Miami Dolphins sacrifice privacy for a vital commodity: fans

How do you fix uninteresting?

The Dolphins have been asking themselves this question for a decade, everywhere from an ever-changing huddle to an ever-changing front office. Worse than merely bad, the Dolphins have been boring for a very long time, and the tired, hot and previously loyal fan base has corroded like so many other things left out in the withering South Florida sun for years.

A decade of mismanagement has finally caught up to the business model. It is a testament to the overwhelming popularity of football that the Dolphins didn’t hemorrhage customers earlier than this. Enter HBO.

The Dolphins, arrogant as an organization for so long, have been humbled, and first-year coach Joe Philbin is paying publicly for the sins of all the false-prophet saviors who came before him. Every week on HBO, Philbin’s entire organization might as well spend an hour on bent knee with its hand out, begging for your attention. Next to 10 p.m. on Tuesdays, the information guide on your television should just have a photo of Philbin on a street corner holding up a cardboard sign that reads, “Will Work For Fans.”

This voyeuristic Hard Knocks glimpse into the Dolphins is riveting — well done if you are merely a fan of good television, hypnotizing if you are a fan of football — but it is proctology invasive: Good for your business’s overall health long-term, maybe, but close-your-eyes uncomfortable if it is your own rear end on the slab. How would you like to be the coach who has to regain the trust of receiver Roberto Wallace after mocking him with the nickname “Ankle Weights” Wallace to chuckling coaches in a “private” meeting seen by nearly 1 million viewers?

Football coaches are forever railing against “distractions.” The Dolphins are not only welcoming them but they are literally producing them with the help of HBO. Rest assured, a first-year head coach, stumbling and learning how to break up, doesn’t want to be filmed as he has to fire a wide receiver, all of us getting to judge if this very nice man is firm enough to lead. But people want to see that, which is why the Chad-Johnson-gets-fired Hard Knocks episode was the second-most viewed ever in the history of the series and is also why no one else in the secretive world of football save for equally desperate and uninteresting Jacksonville wanted to have anything to do with this show this season. It can make your organization look, for all the world to see, like that hazed Dolphins rookie in the last episode, like you have a penis shaved into your head.

Desperation shows

But the Dolphins, in a bad economy with a bland roster, fighting in a poor city for the sports dollar with the champion Heat, are trying to be interesting. That’s at least partially why local product Chad Johnson was here in the first place, right? To produce some personality? It might also be because, as general manager Jeff Ireland said in an honest moment he would have preferred not be on television, the Dolphins have a lot of fourth, fifth and sixth receivers but not any ones, twos or threes.

The downside on that transaction: The desperate Dolphins brought in a clown for attention. The clown behaved like a clown. And the HBO viewer is left to be discerning enough to either separate Johnson from the rest of the surrounding professionals or just see the Dolphins as the circus that harbors clowns.

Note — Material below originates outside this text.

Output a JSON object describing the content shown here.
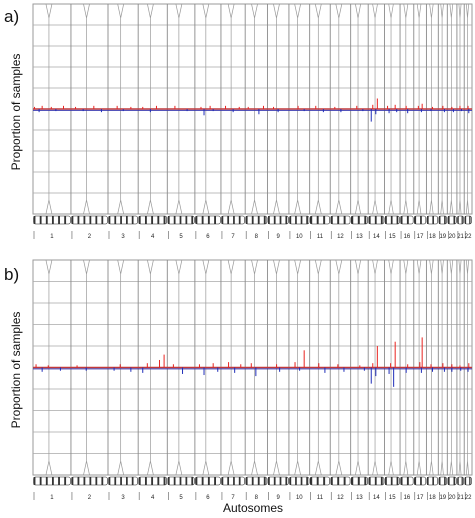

It has to be maddening to Dolphins fans. Johnson goes to New England, the move is lauded, he behaves and he somehow fails quietly all season while the team keeps winning and his failure isn’t an indictment of anyone but himself. Here, he produces more drops than catches in a preseason game, and more controversies than drops before being terminated, this marriage barely lasting longer than his real one, and it looks like the Dolphins don’t know what they are doing. Watch Brandon Marshall behave, stay out of handcuffs and somehow take the Chicago Bears to the Super Bowl, just to mock you.

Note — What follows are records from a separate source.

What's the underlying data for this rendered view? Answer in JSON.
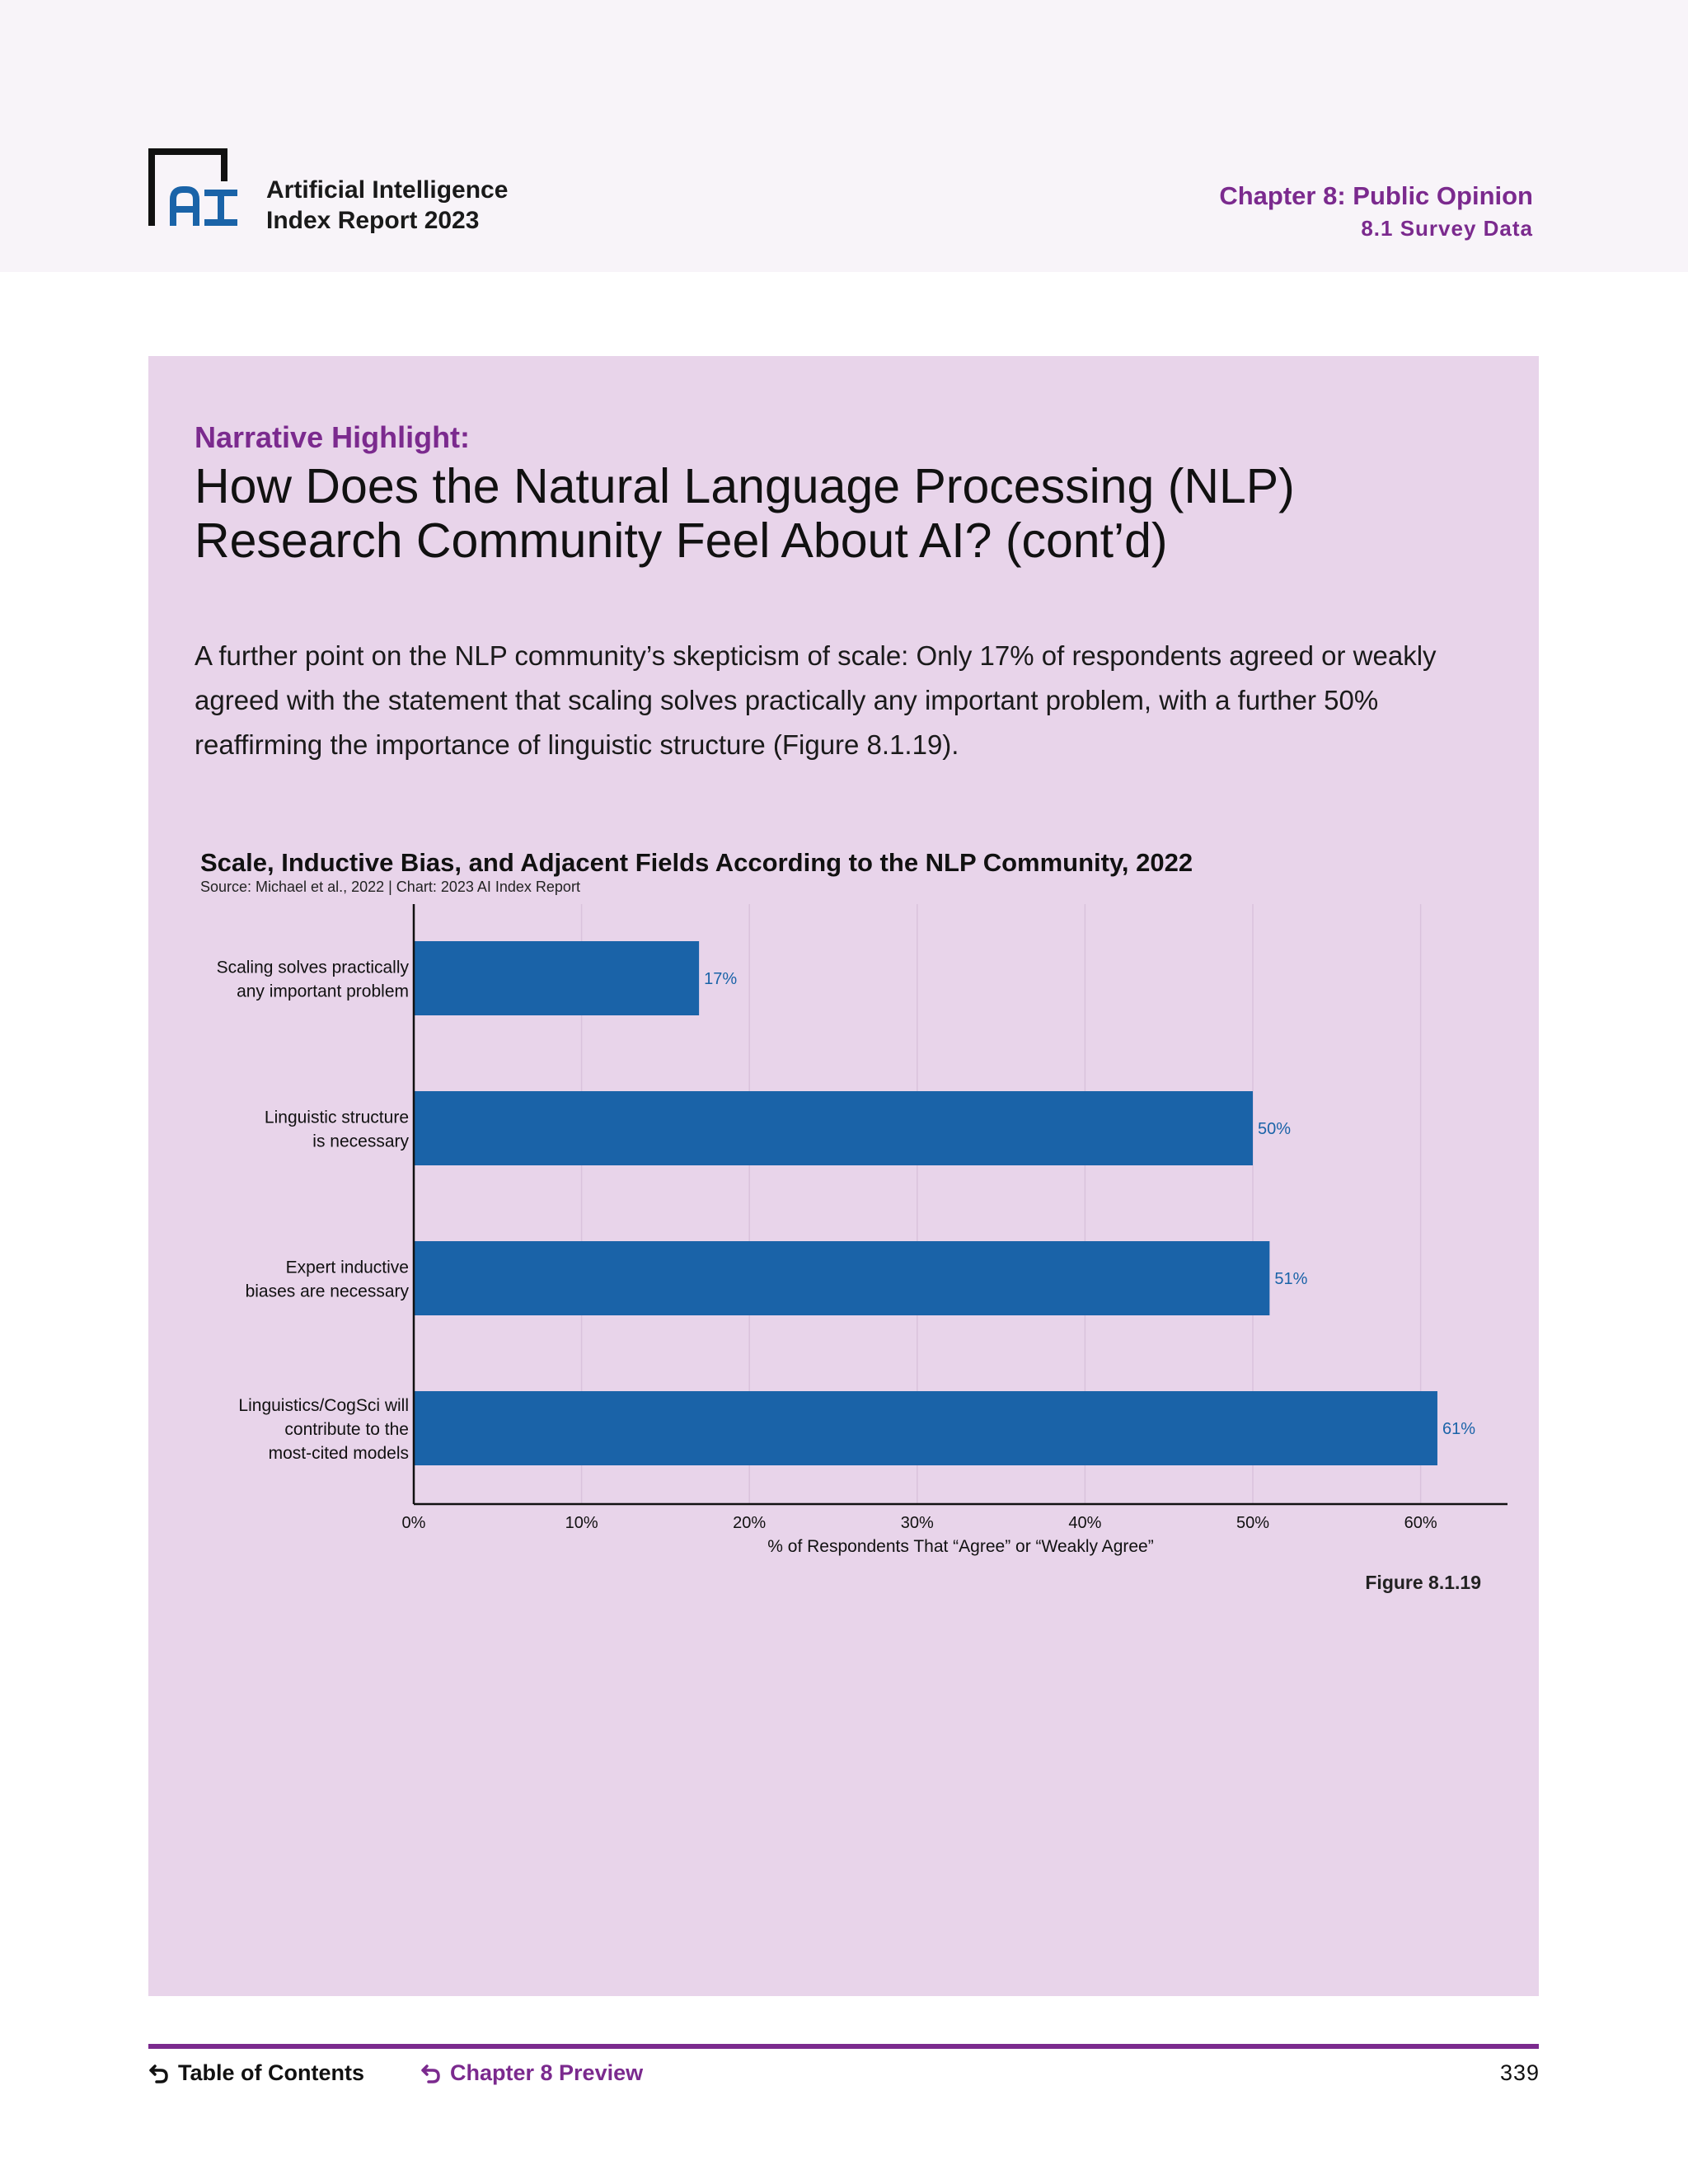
{
  "header": {
    "logo_icon": "ai-index-logo-icon",
    "report_title_line1": "Artificial Intelligence",
    "report_title_line2": "Index Report 2023",
    "chapter_title": "Chapter 8: Public Opinion",
    "section_title": "8.1 Survey Data"
  },
  "panel": {
    "highlight_label": "Narrative Highlight:",
    "headline_line1": "How Does the Natural Language Processing (NLP)",
    "headline_line2": "Research Community Feel About AI? (cont’d)",
    "body": "A further point on the NLP community’s skepticism of scale: Only 17% of respondents agreed or weakly agreed with the statement that scaling solves practically any important problem, with a further 50% reaffirming the importance of linguistic structure (Figure 8.1.19).",
    "figure_label": "Figure 8.1.19"
  },
  "chart_data": {
    "type": "bar",
    "orientation": "horizontal",
    "title": "Scale, Inductive Bias, and Adjacent Fields According to the NLP Community, 2022",
    "source": "Source: Michael et al., 2022 | Chart: 2023 AI Index Report",
    "xlabel": "% of Respondents That “Agree” or “Weakly Agree”",
    "ylabel": "",
    "xlim": [
      0,
      65
    ],
    "xticks": [
      0,
      10,
      20,
      30,
      40,
      50,
      60
    ],
    "xtick_labels": [
      "0%",
      "10%",
      "20%",
      "30%",
      "40%",
      "50%",
      "60%"
    ],
    "grid": true,
    "categories": [
      [
        "Scaling solves practically",
        "any important problem"
      ],
      [
        "Linguistic structure",
        "is necessary"
      ],
      [
        "Expert inductive",
        "biases are necessary"
      ],
      [
        "Linguistics/CogSci will",
        "contribute to the",
        "most-cited models"
      ]
    ],
    "values": [
      17,
      50,
      51,
      61
    ],
    "data_labels": [
      "17%",
      "50%",
      "51%",
      "61%"
    ],
    "bar_color": "#1a63a8"
  },
  "footer": {
    "toc_label": "Table of Contents",
    "chapter_preview_label": "Chapter 8 Preview",
    "back_icon": "return-arrow-icon",
    "page_number": "339"
  }
}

Dolphins owner Stephen Ross isn’t really going to lose money, mind you. Very few things appreciate the way football teams do. The salary cap protects the owners from themselves, making the business model moron-proof, which is why the Cleveland Browns can sell for more than $1 billion. There aren’t a lot of businesses in the real world that can do what the Dolphins and Browns have the past decade and stay in business, never mind grow in value. But you can lose and be interesting, as the Carolina Panthers of Cam Newton did last year while going a 6-10 that felt more hopeful than Miami’s, or you can do it the Ross way and try to drape the losing in some sparkle.

Faking their way

The Johnson fiasco is what desperation looks like, at receiver and in reality. There is a dirty transaction at the heart of the Reality Television Generation, dignity traded for dollars, the shortcut to fame going around the usual addresses where you actually have to earn it. But the Dolphins aren’t in a position to lock the voyeurs out, so they Kardashian their way to the eyeballs this preseason because the biggest move of the offseason, if you are paying attention to the business, wasn’t bringing in David Garrard or trading Marshall.

It was lowering the number of seats that have to be sold on Sundays (51,128 now instead of 60,000) to keep the games on television. That wasn’t altruism. The Dolphins are bleeding customers. They have to keep the games on free TV, even if it means selling a slice of their soul and selling out their first-year coach on paid TV, because fans are looking for exits and the next exit ramp right after “uninteresting” is marked “irrelevant.”